Another factor that is important to hospitals is patient satisfaction, which is measured in surveys and is part of the hospital’s accreditation. “Studies show that the ability of providers to access medical information quicker results in greater patient satisfaction,” observed Ray.
“There are big benefits when a physician has quick access to lab results,” she continued. “It allows the physician to treat patients for a condition while they’re still at the physician’s office, so they don’t have to return another day to be treated.”
There are other practical benefits for the clinical laboratory participation in an HIE. “Partnering with CORHIO is very forward thinking,” emphasized Ray. “It improves even simple things. For example, we save money because paper has been eliminated. We save time because we no longer need to scan documents and fax them to doctors. These savings are small on a per-test basis, but compound over thousands of tests and become significant over time.”
Stage 2 Meaningful Use
Another factor that should not be overlooked is that compatibility with HIEs is a key component of Stage 2 Meaningful Use. Therefore, Colorado providers participating in the federal EHR Incentive Programs will find it easier to meet this requirement and qualify for their incentives.

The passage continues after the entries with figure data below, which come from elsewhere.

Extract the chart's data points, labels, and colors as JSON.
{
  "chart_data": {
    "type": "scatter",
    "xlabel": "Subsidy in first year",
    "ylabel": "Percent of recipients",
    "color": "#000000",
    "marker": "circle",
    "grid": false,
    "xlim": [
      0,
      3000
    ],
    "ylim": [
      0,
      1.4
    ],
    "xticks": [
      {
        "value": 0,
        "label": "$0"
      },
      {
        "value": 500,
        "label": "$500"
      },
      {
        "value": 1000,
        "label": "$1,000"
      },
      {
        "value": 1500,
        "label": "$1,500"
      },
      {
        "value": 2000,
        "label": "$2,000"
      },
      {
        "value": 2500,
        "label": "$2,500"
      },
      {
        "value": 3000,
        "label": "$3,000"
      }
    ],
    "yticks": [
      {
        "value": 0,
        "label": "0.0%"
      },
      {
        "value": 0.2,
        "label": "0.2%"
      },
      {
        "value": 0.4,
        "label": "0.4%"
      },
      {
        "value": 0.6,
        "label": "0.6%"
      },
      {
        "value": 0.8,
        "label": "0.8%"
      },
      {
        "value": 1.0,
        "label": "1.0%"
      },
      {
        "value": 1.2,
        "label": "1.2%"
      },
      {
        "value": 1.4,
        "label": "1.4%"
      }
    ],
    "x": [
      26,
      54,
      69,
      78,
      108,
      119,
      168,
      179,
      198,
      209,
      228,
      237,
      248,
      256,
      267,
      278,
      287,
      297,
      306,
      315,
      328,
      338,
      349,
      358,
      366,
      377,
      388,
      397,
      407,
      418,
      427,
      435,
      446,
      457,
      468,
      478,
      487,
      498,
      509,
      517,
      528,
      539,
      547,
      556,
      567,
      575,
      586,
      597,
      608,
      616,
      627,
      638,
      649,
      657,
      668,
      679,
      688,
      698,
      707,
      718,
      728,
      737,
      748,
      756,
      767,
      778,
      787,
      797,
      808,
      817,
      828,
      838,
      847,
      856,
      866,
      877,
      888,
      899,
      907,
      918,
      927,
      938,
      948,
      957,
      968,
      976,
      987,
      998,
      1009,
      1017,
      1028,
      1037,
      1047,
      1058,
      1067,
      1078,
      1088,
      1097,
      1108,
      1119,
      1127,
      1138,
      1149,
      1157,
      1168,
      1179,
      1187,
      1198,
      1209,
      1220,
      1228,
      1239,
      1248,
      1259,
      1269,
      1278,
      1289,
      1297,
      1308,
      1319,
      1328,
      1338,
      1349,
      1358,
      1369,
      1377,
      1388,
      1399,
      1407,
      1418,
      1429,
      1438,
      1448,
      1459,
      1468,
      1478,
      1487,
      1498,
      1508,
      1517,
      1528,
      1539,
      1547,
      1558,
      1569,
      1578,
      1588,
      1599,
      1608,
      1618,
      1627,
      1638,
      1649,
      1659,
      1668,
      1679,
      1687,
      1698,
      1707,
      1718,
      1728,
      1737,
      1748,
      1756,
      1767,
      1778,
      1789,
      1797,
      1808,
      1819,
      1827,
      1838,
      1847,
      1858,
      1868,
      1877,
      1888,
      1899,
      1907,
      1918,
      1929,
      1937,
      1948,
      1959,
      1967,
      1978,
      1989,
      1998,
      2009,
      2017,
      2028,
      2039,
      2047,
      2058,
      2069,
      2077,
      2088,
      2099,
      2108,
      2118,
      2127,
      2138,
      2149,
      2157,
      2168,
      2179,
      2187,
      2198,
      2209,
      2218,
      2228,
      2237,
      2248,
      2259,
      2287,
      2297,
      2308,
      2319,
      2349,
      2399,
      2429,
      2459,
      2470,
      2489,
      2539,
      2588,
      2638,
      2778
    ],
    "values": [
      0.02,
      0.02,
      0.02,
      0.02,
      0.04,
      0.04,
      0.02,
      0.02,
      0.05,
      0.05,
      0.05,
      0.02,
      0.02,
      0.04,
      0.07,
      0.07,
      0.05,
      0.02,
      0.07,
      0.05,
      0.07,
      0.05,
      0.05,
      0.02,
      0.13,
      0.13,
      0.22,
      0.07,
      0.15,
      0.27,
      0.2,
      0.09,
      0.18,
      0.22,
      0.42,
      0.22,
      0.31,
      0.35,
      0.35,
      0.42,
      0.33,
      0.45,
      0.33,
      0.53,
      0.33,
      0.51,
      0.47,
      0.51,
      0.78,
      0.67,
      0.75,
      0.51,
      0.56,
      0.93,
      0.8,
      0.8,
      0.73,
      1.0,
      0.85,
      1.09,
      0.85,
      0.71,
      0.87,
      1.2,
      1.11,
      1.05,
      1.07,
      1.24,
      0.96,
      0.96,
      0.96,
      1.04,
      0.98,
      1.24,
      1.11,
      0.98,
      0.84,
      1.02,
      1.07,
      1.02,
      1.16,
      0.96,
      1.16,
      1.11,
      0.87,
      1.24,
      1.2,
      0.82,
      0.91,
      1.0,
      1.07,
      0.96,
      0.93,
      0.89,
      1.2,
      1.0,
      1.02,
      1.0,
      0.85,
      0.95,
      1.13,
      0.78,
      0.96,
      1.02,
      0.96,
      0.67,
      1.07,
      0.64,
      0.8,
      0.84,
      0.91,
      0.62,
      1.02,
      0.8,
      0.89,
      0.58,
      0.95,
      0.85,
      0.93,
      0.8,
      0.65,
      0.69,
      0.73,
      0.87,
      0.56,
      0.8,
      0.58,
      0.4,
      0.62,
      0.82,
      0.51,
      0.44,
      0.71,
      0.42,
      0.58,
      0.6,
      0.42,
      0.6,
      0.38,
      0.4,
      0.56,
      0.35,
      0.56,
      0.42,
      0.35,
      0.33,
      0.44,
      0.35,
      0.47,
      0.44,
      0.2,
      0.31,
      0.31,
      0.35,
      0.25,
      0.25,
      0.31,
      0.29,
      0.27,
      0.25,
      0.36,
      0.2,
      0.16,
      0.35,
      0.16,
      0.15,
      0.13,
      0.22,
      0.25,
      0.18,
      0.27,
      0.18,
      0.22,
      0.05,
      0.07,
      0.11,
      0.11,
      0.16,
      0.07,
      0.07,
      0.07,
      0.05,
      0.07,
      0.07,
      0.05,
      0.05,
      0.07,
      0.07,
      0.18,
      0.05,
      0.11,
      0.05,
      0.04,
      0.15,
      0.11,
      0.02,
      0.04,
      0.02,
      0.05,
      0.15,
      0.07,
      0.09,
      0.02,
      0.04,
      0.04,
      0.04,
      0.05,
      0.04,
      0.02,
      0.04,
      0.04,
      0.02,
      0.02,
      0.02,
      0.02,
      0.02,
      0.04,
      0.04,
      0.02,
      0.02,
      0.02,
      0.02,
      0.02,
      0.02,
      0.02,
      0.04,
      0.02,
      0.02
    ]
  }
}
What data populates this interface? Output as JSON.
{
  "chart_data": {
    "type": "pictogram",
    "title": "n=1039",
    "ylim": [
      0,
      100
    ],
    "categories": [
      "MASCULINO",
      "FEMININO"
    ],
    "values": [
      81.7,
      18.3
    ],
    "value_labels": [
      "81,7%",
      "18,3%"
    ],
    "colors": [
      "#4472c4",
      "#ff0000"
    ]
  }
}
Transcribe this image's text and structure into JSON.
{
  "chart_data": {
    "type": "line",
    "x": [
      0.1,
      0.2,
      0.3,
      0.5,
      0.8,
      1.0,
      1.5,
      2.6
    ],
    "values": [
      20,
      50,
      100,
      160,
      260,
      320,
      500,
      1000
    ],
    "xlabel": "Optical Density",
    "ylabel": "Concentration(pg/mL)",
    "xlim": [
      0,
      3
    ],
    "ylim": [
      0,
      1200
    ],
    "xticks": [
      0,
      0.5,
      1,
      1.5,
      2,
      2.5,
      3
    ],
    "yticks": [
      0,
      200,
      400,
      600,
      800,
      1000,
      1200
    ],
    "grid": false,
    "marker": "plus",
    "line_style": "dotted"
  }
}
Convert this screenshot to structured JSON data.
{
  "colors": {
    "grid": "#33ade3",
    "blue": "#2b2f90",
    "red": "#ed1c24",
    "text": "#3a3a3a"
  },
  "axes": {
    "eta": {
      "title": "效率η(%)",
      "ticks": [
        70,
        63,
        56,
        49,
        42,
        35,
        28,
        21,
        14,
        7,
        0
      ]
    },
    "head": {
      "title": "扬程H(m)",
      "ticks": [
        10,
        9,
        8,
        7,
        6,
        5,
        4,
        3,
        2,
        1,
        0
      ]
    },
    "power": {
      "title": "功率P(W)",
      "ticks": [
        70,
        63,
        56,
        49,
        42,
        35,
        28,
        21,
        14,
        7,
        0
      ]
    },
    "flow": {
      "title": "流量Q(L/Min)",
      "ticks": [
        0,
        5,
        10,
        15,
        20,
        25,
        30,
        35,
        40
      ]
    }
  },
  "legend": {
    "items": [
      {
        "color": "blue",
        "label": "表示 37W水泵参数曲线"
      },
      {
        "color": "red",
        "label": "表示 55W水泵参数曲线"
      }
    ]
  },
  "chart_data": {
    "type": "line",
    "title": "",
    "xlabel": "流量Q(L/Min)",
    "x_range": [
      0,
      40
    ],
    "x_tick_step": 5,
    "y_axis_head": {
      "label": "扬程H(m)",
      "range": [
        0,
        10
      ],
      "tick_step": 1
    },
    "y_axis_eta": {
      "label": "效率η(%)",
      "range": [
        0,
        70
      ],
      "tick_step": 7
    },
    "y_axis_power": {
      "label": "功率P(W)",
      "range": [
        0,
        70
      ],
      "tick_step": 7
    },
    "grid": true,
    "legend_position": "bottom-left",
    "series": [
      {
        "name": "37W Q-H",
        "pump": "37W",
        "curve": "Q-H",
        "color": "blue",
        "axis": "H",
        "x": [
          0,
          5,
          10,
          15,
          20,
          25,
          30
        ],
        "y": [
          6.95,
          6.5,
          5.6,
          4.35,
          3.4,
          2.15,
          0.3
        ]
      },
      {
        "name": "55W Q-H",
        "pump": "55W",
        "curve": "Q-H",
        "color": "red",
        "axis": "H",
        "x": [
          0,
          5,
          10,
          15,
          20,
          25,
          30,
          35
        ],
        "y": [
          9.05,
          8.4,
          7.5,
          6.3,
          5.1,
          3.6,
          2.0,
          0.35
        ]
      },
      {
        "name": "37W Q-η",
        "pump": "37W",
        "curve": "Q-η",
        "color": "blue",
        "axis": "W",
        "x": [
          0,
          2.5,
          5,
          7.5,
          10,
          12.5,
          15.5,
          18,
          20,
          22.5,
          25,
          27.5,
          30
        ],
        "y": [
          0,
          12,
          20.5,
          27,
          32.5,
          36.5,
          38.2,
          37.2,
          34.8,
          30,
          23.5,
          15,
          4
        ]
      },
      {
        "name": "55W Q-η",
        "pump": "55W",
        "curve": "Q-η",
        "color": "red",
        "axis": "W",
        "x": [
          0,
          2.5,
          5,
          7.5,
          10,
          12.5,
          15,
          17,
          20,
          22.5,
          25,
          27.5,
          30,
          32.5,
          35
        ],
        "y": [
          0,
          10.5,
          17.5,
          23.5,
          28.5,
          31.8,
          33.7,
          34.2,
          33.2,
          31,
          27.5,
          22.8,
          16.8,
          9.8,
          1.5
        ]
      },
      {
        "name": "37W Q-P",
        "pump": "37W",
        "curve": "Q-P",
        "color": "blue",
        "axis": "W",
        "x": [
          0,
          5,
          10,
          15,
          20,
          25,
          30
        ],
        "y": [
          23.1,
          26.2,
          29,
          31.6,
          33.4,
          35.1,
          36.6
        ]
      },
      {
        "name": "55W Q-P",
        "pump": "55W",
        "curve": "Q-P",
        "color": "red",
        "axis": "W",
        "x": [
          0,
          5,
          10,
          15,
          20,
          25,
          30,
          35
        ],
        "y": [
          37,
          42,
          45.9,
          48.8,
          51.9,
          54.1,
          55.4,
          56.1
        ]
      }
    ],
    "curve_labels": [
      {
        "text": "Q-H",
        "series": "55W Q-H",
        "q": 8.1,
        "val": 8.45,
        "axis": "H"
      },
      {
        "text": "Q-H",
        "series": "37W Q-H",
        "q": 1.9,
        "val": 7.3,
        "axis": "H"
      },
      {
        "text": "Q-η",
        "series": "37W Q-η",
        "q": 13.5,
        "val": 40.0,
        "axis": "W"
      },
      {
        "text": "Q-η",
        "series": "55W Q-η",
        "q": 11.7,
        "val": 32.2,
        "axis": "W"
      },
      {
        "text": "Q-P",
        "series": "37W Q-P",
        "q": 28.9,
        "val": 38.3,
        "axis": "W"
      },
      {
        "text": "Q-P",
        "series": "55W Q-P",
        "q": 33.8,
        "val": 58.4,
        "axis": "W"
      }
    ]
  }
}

CORHIO Supports Full Menu of Functions and Services
IN ITS THIRD YEAR OF OPERATION, the Colorado Regional Health Information Organization (CORHIO) now has the medical histories of 2.8 million people in its database. This is just over half of Colorado’s population.
The health information exchange (HIE) gives participating providers access to:
- lab and pathology test results;
- radiology reports;
- transcript notes, including discharge summaries, H&Ps, and operative and ED reports;
- admits, discharges and transfers.
CORHIO also provides automated referral and consult requests. It facilitates the sharing of patient medical histories and HIPAA-compliant data with other providers. This includes secure messaging, and community-and state-wide connectivity.
The HIE assists providers in meeting and qualifying for Medicare and Medicaid EHR incentives and reduces administrative and overhead costs.
Future plans at CORHIO call for providing electronic ordering of laboratory, pathology and radiology tests. The HIE intends to support public health alerts and notifications. It also wants to support continuity of care documents.